My argument is not with the method itself, nor primarily with the claims of greater efficiency (although see below). It is with what I think is a misleading description of the modification. I implore them to characterize their modification more clearly and correctly.
Some further comments.
1) Readers may get the mistaken impression that the null space approach is new in the context of petrological Gibbs free energy minimization codes. It is not, and an example of another minimization code that uses the null space approach is HeFESTo (Stixrude and Lithgow-Bertelloni, 2011). Nor do the authors of HeFESTo claim priority for the null space approach, but it is the closest implementation known to this reviewer in terms of intended application (i.e. to petrology).

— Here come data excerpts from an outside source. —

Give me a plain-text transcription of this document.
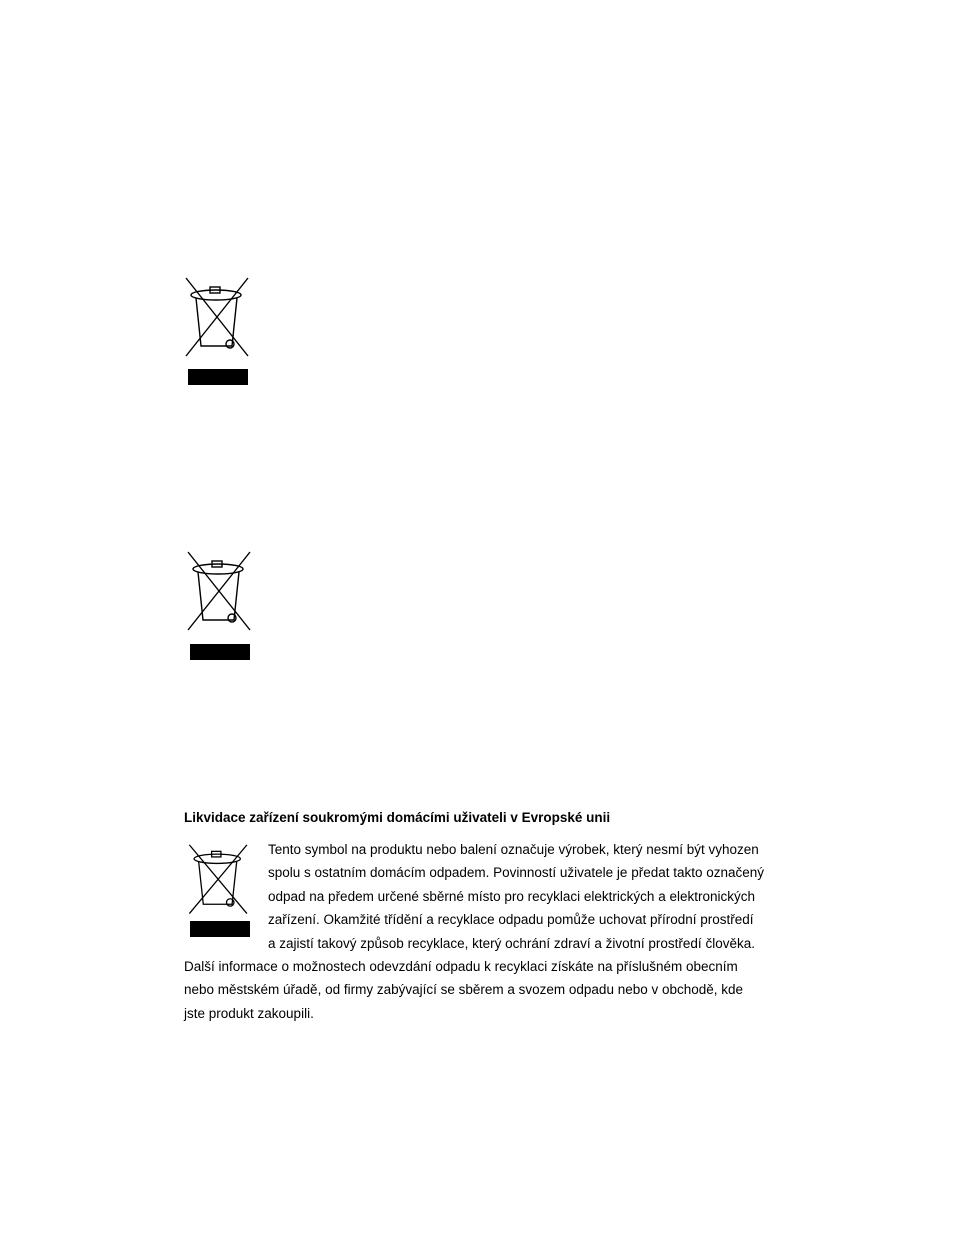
Likvidace zařízení soukromými domácími uživateli v Evropské unii

Tento symbol na produktu nebo balení označuje výrobek, který nesmí být vyhozen
spolu s ostatním domácím odpadem. Povinností uživatele je předat takto označený
odpad na předem určené sběrné místo pro recyklaci elektrických a elektronických
zařízení. Okamžité třídění a recyklace odpadu pomůže uchovat přírodní prostředí
a zajistí takový způsob recyklace, který ochrání zdraví a životní prostředí člověka.

Další informace o možnostech odevzdání odpadu k recyklaci získáte na příslušném obecním
nebo městském úřadě, od firmy zabývající se sběrem a svozem odpadu nebo v obchodě, kde
jste produkt zakoupili.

2) The claimed superiority of their new implementation to SLSQP is puzzling to this reviewer. One reason for the source of puzzlement is that HeFESTo uses SLSQP and finds a very high (essentially perfect) rate of success and precision as documented in Stixrude and Lithgow-Bertelloni (2021). Perhaps the reason is that HeFESTo uses the null space approach for the equality constraints and relies on the constraint facility of SLSQP only for the inequality constraint. Maybe in the current paper, the authors are instead relying on SLSQP to take care of the equality AND inequality constraints. Therefore, to avoid confusion in the literature, I suggest the following test:
Perform the SLSQP minimization(s) again, but by combining SLSQP with the null space approach.
3) A final comment on SLSQP. The authors state that SLSQP sometimes fails because it violates inequality constraints and then cannot return to the feasible space. But this should not be true. According to NLOPT documentation SLSQP is guaranteed to respect inequality constraints at all intermediate steps of the minimization. Perhaps the problem is that SLSQP sometimes does venture into the space where one or more X_i are exactly zero. If this is the case, it is a problem easily solved, by setting the inequality constraint instead to:
X_i >= epsilon
very much like their own implementation of the inequality constraint.